Chromatographers are always interested in higher efficiency. This is motivated by the resolution equation, which shows that increases in column efficiency always result in improved resolution. Chromatographic efficiency is affected by a large number of experimental variables and its optimization can be achieved in many different ways, depending upon how many variables one is willing to adjust. These include pressure, temperature, particle size, column length, and eluent velocity. In the early days of high performance liquid chromatography (HPLC), the selection of column formats (particle size, type, and column diameters) was rather limited and thus, optimization often was done by adjusting operational variables such as eluent velocity, column temperature, and operating pressure. Nowadays the selection of column formats is substantially wider and one can find a number of particle sizes between 1.7 μm and 5 μm, and numerous column lengths are achievable by coupling columns in series. This makes optimization of these nominally "discrete" variables possible (that is, particle size and column length).
Optimization of performance (meaning efficiency versus time) in HPLC has been studied for decades. Van Deemter was clearly among the first who understood how plate count on a given column could be optimized by varying the eluent velocity (1). When column length is also allowed to vary, one can use the Poppe plot (2) or kinetic plot (3,4) techniques that consider pressure and time constraints as part of the optimization process. Ultimately, one also can vary particle size, and this optimization has been studied by several LC pioneers including Halasz (5), Knox (6), Horvath (7), and Guiochon (8). We recently summarized these distinct optimization schemes and emphasized the different chromatographic results that these approaches entail (9). The purpose of this column is to propose a simple, stepwise optimization procedure that is solidly founded and to demonstrate its practical utility by applying it to the development of an ultrafast isocratic separation for pharmaceutical applications.

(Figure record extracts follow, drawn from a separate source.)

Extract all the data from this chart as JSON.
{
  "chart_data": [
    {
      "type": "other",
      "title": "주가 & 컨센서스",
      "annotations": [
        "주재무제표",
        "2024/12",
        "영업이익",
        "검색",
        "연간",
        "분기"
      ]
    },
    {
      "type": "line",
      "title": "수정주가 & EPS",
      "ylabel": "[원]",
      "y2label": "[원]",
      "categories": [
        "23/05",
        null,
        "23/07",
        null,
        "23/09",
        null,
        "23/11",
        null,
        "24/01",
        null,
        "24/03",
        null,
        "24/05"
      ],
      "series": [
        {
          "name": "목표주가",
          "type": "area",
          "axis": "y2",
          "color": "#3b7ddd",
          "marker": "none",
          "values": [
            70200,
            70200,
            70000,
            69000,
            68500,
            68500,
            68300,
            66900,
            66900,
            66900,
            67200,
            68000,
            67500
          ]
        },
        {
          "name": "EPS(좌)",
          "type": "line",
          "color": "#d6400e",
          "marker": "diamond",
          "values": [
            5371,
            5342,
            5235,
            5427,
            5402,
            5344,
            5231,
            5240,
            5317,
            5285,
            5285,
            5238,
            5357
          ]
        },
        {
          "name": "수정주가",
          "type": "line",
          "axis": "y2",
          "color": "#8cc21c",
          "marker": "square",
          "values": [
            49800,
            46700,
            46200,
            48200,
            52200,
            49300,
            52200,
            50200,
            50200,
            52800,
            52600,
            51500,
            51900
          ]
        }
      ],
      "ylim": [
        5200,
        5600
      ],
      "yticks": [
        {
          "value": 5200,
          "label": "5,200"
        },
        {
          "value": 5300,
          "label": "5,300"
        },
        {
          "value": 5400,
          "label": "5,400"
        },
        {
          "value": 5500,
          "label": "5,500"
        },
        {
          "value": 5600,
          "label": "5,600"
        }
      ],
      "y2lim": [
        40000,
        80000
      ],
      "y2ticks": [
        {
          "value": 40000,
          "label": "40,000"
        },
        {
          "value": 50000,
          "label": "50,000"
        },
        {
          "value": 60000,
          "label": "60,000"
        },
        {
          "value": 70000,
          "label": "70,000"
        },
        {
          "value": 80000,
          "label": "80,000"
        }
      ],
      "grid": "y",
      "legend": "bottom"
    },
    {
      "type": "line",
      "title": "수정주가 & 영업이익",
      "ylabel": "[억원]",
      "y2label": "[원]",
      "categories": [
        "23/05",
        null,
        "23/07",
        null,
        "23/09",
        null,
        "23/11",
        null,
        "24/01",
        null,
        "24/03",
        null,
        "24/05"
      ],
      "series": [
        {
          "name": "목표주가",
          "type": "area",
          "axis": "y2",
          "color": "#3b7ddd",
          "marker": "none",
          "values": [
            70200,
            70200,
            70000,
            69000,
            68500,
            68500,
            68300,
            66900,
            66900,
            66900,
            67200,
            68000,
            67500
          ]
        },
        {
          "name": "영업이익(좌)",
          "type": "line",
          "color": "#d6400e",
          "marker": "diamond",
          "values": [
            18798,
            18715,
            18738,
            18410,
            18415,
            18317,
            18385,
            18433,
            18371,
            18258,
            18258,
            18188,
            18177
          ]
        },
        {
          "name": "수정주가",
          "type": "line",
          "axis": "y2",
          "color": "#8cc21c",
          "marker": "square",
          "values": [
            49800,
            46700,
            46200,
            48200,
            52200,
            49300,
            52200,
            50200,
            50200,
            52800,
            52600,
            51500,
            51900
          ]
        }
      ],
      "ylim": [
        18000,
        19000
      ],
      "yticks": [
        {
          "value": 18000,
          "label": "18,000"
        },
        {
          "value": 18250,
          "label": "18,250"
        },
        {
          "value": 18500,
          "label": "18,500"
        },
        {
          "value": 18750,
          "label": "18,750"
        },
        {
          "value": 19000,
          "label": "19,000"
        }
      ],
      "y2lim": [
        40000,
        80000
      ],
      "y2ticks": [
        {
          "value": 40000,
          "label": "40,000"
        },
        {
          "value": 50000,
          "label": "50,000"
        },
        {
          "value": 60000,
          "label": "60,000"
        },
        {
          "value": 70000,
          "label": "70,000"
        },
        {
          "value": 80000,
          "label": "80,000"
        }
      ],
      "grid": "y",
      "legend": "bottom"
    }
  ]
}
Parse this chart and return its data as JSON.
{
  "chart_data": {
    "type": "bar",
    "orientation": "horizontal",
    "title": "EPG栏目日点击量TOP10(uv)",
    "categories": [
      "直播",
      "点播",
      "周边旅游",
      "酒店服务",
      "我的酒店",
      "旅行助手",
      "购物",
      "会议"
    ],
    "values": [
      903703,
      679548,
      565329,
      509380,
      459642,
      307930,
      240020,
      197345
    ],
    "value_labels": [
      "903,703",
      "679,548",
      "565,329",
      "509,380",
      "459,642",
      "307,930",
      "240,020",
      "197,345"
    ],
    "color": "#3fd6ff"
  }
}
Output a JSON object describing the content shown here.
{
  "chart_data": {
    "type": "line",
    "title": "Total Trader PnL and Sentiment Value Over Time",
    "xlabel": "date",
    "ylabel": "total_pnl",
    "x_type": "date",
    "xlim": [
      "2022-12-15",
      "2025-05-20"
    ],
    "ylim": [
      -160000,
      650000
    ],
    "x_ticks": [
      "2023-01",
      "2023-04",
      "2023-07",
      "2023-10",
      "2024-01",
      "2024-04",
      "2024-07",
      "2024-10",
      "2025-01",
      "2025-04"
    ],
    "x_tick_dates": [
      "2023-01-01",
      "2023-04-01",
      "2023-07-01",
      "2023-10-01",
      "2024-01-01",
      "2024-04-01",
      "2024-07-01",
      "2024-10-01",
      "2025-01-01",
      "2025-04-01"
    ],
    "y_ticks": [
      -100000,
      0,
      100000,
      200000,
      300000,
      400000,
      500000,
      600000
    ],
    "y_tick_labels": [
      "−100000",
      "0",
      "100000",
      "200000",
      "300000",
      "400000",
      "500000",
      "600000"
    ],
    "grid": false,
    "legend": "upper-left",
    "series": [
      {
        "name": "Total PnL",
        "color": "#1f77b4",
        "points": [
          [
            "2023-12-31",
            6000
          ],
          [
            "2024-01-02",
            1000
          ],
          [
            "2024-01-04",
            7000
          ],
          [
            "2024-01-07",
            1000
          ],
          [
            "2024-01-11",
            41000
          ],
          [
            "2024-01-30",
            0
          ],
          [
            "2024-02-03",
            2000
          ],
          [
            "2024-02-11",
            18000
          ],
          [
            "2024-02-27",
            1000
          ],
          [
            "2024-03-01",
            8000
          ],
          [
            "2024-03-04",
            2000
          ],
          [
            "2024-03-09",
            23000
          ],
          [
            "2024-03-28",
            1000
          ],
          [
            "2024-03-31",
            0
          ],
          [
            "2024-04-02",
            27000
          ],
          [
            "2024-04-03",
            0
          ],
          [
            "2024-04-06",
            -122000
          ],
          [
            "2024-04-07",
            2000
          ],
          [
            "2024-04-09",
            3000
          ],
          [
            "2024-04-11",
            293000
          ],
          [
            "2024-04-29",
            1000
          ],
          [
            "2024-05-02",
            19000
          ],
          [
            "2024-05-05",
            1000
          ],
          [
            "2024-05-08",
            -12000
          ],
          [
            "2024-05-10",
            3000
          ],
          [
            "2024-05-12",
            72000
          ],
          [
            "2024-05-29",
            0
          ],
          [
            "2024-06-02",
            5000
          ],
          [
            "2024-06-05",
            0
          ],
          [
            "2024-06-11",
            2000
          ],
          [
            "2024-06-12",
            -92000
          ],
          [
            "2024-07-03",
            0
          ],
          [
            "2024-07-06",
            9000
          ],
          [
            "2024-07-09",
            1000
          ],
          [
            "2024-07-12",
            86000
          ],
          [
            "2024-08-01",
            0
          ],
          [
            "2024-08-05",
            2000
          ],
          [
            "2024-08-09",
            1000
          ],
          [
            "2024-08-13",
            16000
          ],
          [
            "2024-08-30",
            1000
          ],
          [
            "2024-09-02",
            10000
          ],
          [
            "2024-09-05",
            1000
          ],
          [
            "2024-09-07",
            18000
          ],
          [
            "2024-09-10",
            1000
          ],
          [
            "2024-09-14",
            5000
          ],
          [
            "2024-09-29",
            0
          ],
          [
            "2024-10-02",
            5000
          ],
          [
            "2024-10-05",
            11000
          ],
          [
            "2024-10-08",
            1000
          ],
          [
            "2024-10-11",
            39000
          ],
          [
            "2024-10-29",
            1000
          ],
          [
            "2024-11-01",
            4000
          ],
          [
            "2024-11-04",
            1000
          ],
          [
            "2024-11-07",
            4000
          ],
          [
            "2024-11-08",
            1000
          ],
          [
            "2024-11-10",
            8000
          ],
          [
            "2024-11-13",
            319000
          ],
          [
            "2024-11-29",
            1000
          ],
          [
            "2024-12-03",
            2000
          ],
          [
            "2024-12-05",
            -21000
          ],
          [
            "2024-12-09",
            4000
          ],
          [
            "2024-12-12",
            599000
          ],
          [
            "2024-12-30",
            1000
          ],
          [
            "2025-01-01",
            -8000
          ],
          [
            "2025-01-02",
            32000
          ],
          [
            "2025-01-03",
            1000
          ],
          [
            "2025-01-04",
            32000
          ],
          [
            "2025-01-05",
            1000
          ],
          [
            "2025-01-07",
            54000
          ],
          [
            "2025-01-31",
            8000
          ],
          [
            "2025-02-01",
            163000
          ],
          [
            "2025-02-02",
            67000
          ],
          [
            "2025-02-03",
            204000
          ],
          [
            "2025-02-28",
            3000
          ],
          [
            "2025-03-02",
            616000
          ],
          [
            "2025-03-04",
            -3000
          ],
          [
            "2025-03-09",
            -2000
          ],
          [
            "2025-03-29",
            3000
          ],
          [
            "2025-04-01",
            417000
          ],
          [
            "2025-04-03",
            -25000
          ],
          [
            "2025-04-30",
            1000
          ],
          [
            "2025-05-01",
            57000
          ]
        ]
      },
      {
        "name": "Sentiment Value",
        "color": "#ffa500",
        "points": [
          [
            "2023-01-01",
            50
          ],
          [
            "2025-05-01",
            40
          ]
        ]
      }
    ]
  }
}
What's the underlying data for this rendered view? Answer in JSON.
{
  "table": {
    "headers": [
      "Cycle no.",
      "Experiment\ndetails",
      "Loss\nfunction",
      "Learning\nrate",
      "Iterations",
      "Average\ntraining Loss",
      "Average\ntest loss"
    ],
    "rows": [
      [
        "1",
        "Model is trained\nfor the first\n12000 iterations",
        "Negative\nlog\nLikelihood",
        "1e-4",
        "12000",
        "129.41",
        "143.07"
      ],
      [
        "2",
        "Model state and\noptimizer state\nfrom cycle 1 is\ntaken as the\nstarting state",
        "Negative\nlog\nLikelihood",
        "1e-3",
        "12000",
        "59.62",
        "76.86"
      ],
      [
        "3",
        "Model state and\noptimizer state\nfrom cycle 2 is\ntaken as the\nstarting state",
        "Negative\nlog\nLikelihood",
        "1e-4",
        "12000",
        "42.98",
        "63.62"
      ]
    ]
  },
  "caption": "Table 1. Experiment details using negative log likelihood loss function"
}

As the march toward more-efficient separations continues, so does the demand for faster separations without sacrificing efficiency. This has been stimulated by the present and persistent need to deal with more and more samples in the same or less time. Clearly "fast" means different things in different applications. For example, "fast" can be a 10-min separation for organic impurities analysis in pharmaceuticals, or it can be a 1-min separation for cleaning analysis in drug manufacturing. In this column, we focus on the implementation of fast LC in pharmaceutical drug product dissolution testing. In such a test, one is primarily interested in quantifying the active pharmaceutical ingredient (API) released from dosage forms, thus, only moderate plate counts are required; here, analysis speed is more important than higher efficiency. Dissolution samples often are analyzed by two techniques, direct UV or HPLC–UV, in almost equal proportions as shown by an online survey of dissolution studies (10). Table I compares these two techniques. A thorough review of the use of HPLC in dissolution studies can be found in a chapter written by Wang and Gray (11). While UV–vis spectroscopy is cheaper and simpler, HPLC offers many advantages, such as better specificity and a greater linear dynamic range. HPLC is also more versatile especially for early drug development when different formulations and strengths are screened. The main disadvantage of traditional HPLC is its relatively slower speed (about 3–5 times slower than UV analysis). Clearly, increasing the speed of HPLC makes it more attractive in this context.